12.2 These Terms & Conditions fully reflect the Terms & Conditions between the Parties regarding the subject matter; no oral or other side Terms & Conditions exist. Unless expressly agreed otherwise in these Terms & Conditions, all previous Terms & Conditions between the Parties regarding the subject matter shall be fully replaced by Terms & Conditions with effect from the effective date of these Terms & Conditions.
12.3 Amendments or additions to these Terms & Conditions shall require written form to be effective, unless a stricter form is required under mandatory law. The same applies to the waiver of this written form requirement. Unless expressly agreed otherwise in these Terms & Conditions, e-mails do not comply with this written form requirement. The written form requirement under these Terms & Conditions shall be deemed to have been met when the copy of a declaration is being transmitted by telecommunications (e.g. as an attachment to an e-mail) and that copy contains the signature of the person making that declaration, unless a stricter form is required under mandatory law.
12.4 Neither Party is entitled to transfer these Terms & Conditions or to assign rights or obligations under these Terms & Conditions to a third Party without the prior written consent of the other Party.
12.5 These Terms & Conditions shall be governed by the laws of the Federal Republic of Germany, excluding the conflict of laws rules of private international law. The applicability of the UN Convention on Contracts for the International Sale of Goods (CISG) is excluded.
12.6 Exclusive place of jurisdiction for all disputes arising out of or in connection with these Terms & Conditions shall be Berlin, unless otherwise required by mandatory law.

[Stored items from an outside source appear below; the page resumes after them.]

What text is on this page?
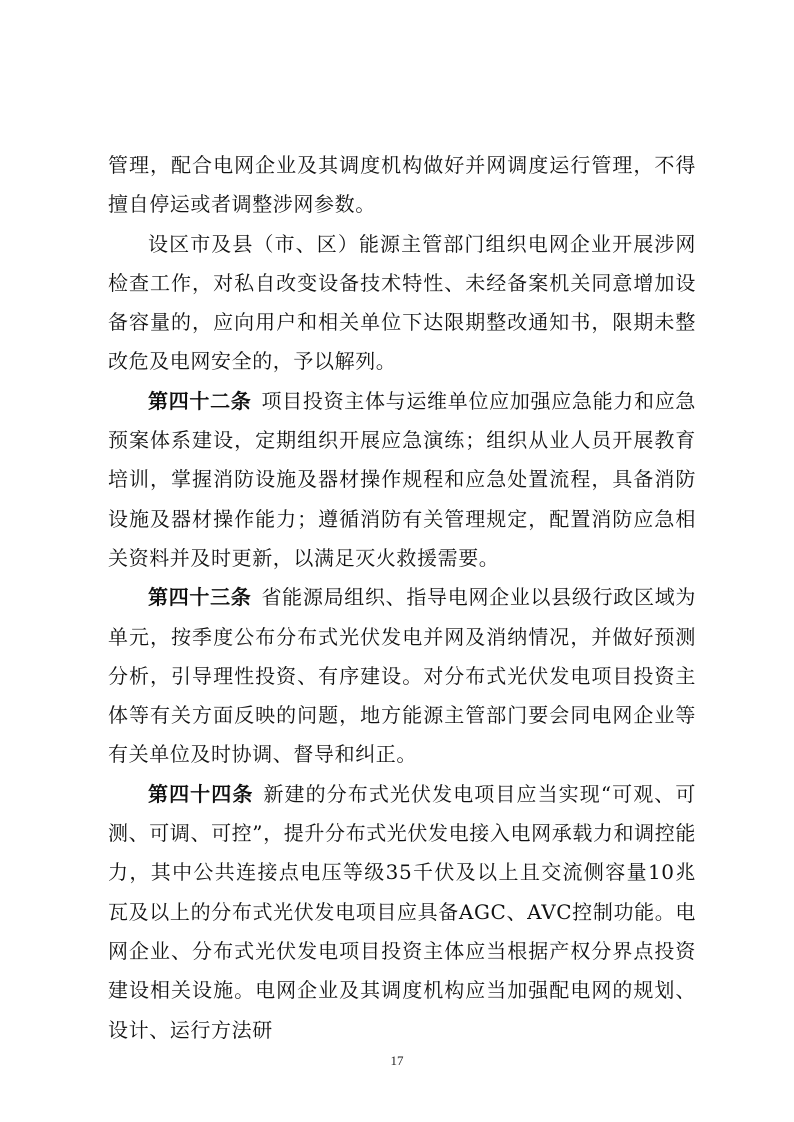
管理，配合电网企业及其调度机构做好并网调度运行管理，不得擅自停运或者调整涉网参数。

设区市及县（市、区）能源主管部门组织电网企业开展涉网检查工作，对私自改变设备技术特性、未经备案机关同意增加设备容量的，应向用户和相关单位下达限期整改通知书，限期未整改危及电网安全的，予以解列。

第四十二条 项目投资主体与运维单位应加强应急能力和应急预案体系建设，定期组织开展应急演练；组织从业人员开展教育培训，掌握消防设施及器材操作规程和应急处置流程，具备消防设施及器材操作能力；遵循消防有关管理规定，配置消防应急相关资料并及时更新，以满足灭火救援需要。

第四十三条 省能源局组织、指导电网企业以县级行政区域为单元，按季度公布分布式光伏发电并网及消纳情况，并做好预测分析，引导理性投资、有序建设。对分布式光伏发电项目投资主体等有关方面反映的问题，地方能源主管部门要会同电网企业等有关单位及时协调、督导和纠正。

第四十四条 新建的分布式光伏发电项目应当实现“可观、可测、可调、可控”，提升分布式光伏发电接入电网承载力和调控能力，其中公共连接点电压等级35千伏及以上且交流侧容量10兆瓦及以上的分布式光伏发电项目应具备AGC、AVC控制功能。电网企业、分布式光伏发电项目投资主体应当根据产权分界点投资建设相关设施。电网企业及其调度机构应当加强配电网的规划、设计、运行方法研

17
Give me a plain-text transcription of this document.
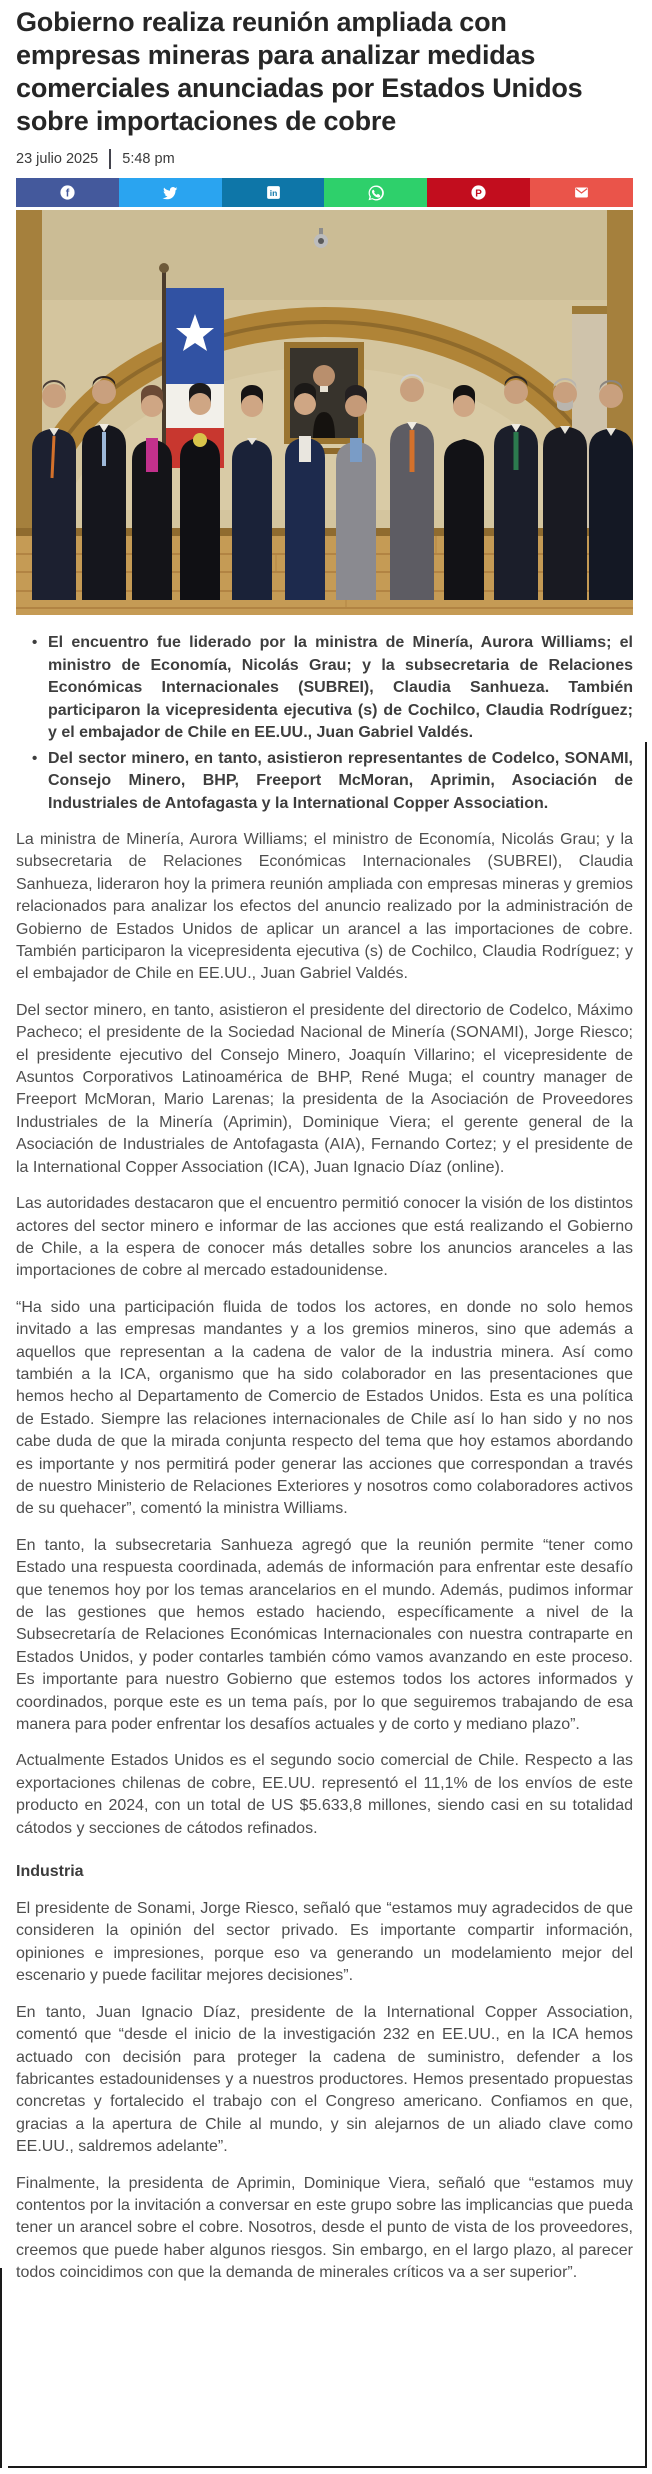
Gobierno realiza reunión ampliada con empresas mineras para analizar medidas comerciales anunciadas por Estados Unidos sobre importaciones de cobre
23 julio 2025 5:48 pm
f	in	P
• El encuentro fue liderado por la ministra de Minería, Aurora Williams; el ministro de Economía, Nicolás Grau; y la subsecretaria de Relaciones Económicas Internacionales (SUBREI), Claudia Sanhueza. También participaron la vicepresidenta ejecutiva (s) de Cochilco, Claudia Rodríguez; y el embajador de Chile en EE.UU., Juan Gabriel Valdés.
• Del sector minero, en tanto, asistieron representantes de Codelco, SONAMI, Consejo Minero, BHP, Freeport McMoran, Aprimin, Asociación de Industriales de Antofagasta y la International Copper Association.

La ministra de Minería, Aurora Williams; el ministro de Economía, Nicolás Grau; y la subsecretaria de Relaciones Económicas Internacionales (SUBREI), Claudia Sanhueza, lideraron hoy la primera reunión ampliada con empresas mineras y gremios relacionados para analizar los efectos del anuncio realizado por la administración de Gobierno de Estados Unidos de aplicar un arancel a las importaciones de cobre. También participaron la vicepresidenta ejecutiva (s) de Cochilco, Claudia Rodríguez; y el embajador de Chile en EE.UU., Juan Gabriel Valdés.

Del sector minero, en tanto, asistieron el presidente del directorio de Codelco, Máximo Pacheco; el presidente de la Sociedad Nacional de Minería (SONAMI), Jorge Riesco; el presidente ejecutivo del Consejo Minero, Joaquín Villarino; el vicepresidente de Asuntos Corporativos Latinoamérica de BHP, René Muga; el country manager de Freeport McMoran, Mario Larenas; la presidenta de la Asociación de Proveedores Industriales de la Minería (Aprimin), Dominique Viera; el gerente general de la Asociación de Industriales de Antofagasta (AIA), Fernando Cortez; y el presidente de la International Copper Association (ICA), Juan Ignacio Díaz (online).

Las autoridades destacaron que el encuentro permitió conocer la visión de los distintos actores del sector minero e informar de las acciones que está realizando el Gobierno de Chile, a la espera de conocer más detalles sobre los anuncios aranceles a las importaciones de cobre al mercado estadounidense.

“Ha sido una participación fluida de todos los actores, en donde no solo hemos invitado a las empresas mandantes y a los gremios mineros, sino que además a aquellos que representan a la cadena de valor de la industria minera. Así como también a la ICA, organismo que ha sido colaborador en las presentaciones que hemos hecho al Departamento de Comercio de Estados Unidos. Esta es una política de Estado. Siempre las relaciones internacionales de Chile así lo han sido y no nos cabe duda de que la mirada conjunta respecto del tema que hoy estamos abordando es importante y nos permitirá poder generar las acciones que correspondan a través de nuestro Ministerio de Relaciones Exteriores y nosotros como colaboradores activos de su quehacer”, comentó la ministra Williams.

En tanto, la subsecretaria Sanhueza agregó que la reunión permite “tener como Estado una respuesta coordinada, además de información para enfrentar este desafío que tenemos hoy por los temas arancelarios en el mundo. Además, pudimos informar de las gestiones que hemos estado haciendo, específicamente a nivel de la Subsecretaría de Relaciones Económicas Internacionales con nuestra contraparte en Estados Unidos, y poder contarles también cómo vamos avanzando en este proceso. Es importante para nuestro Gobierno que estemos todos los actores informados y coordinados, porque este es un tema país, por lo que seguiremos trabajando de esa manera para poder enfrentar los desafíos actuales y de corto y mediano plazo”.

Actualmente Estados Unidos es el segundo socio comercial de Chile. Respecto a las exportaciones chilenas de cobre, EE.UU. representó el 11,1% de los envíos de este producto en 2024, con un total de US $5.633,8 millones, siendo casi en su totalidad cátodos y secciones de cátodos refinados.

Industria

El presidente de Sonami, Jorge Riesco, señaló que “estamos muy agradecidos de que consideren la opinión del sector privado. Es importante compartir información, opiniones e impresiones, porque eso va generando un modelamiento mejor del escenario y puede facilitar mejores decisiones”.

En tanto, Juan Ignacio Díaz, presidente de la International Copper Association, comentó que “desde el inicio de la investigación 232 en EE.UU., en la ICA hemos actuado con decisión para proteger la cadena de suministro, defender a los fabricantes estadounidenses y a nuestros productores. Hemos presentado propuestas concretas y fortalecido el trabajo con el Congreso americano. Confiamos en que, gracias a la apertura de Chile al mundo, y sin alejarnos de un aliado clave como EE.UU., saldremos adelante”.

Finalmente, la presidenta de Aprimin, Dominique Viera, señaló que “estamos muy contentos por la invitación a conversar en este grupo sobre las implicancias que pueda tener un arancel sobre el cobre. Nosotros, desde el punto de vista de los proveedores, creemos que puede haber algunos riesgos. Sin embargo, en el largo plazo, al parecer todos coincidimos con que la demanda de minerales críticos va a ser superior”.
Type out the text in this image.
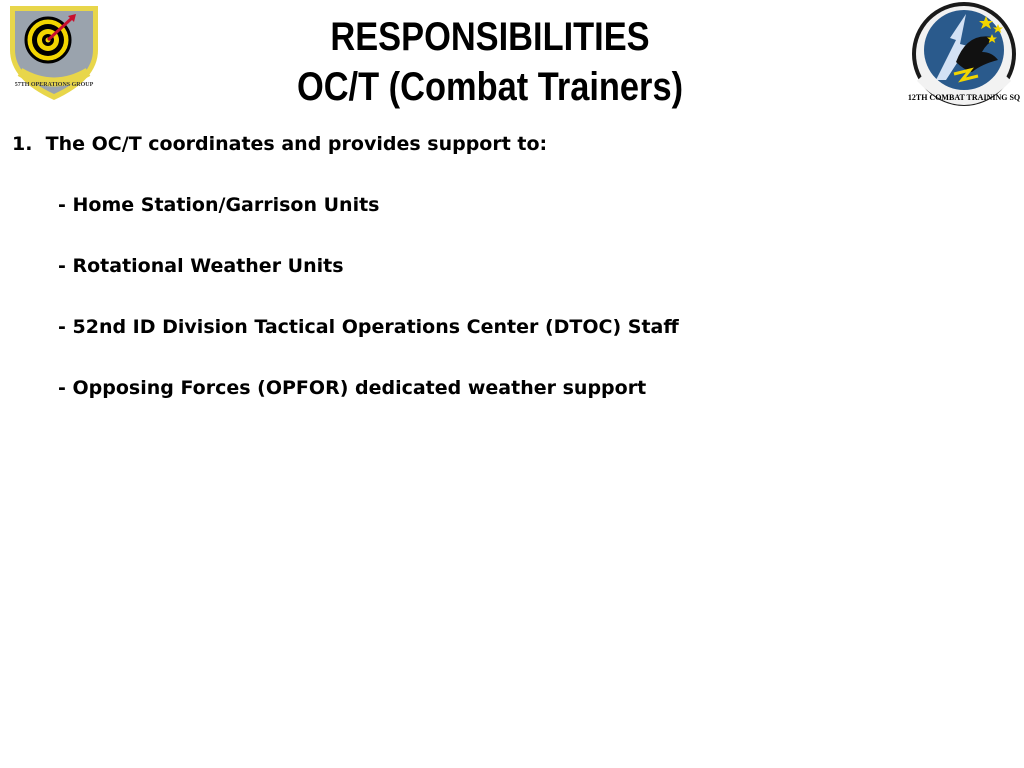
57TH OPERATIONS GROUP
RESPONSIBILITIES
OC/T (Combat Trainers)	12TH COMBAT TRAINING SQ

1.  The OC/T coordinates and provides support to:

- Home Station/Garrison Units

- Rotational Weather Units

- 52nd ID Division Tactical Operations Center (DTOC) Staff

- Opposing Forces (OPFOR) dedicated weather support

12.7 Should any provision of these Terms & Conditions be or become invalid or unenforceable in whole or in part, the validity of the remaining provisions of these Terms & Conditions shall not be affected. The same shall apply if and insofar as a gap in these Terms & Conditions become apparent. In place of the invalid or unenforceable provision or to fill the gap, an appropriate provision shall apply which, as far as legally possible, comes closest to or corresponds to what the Parties economically intended or would have intended according to the spirit and purpose of these Terms & Conditions, had they considered this point.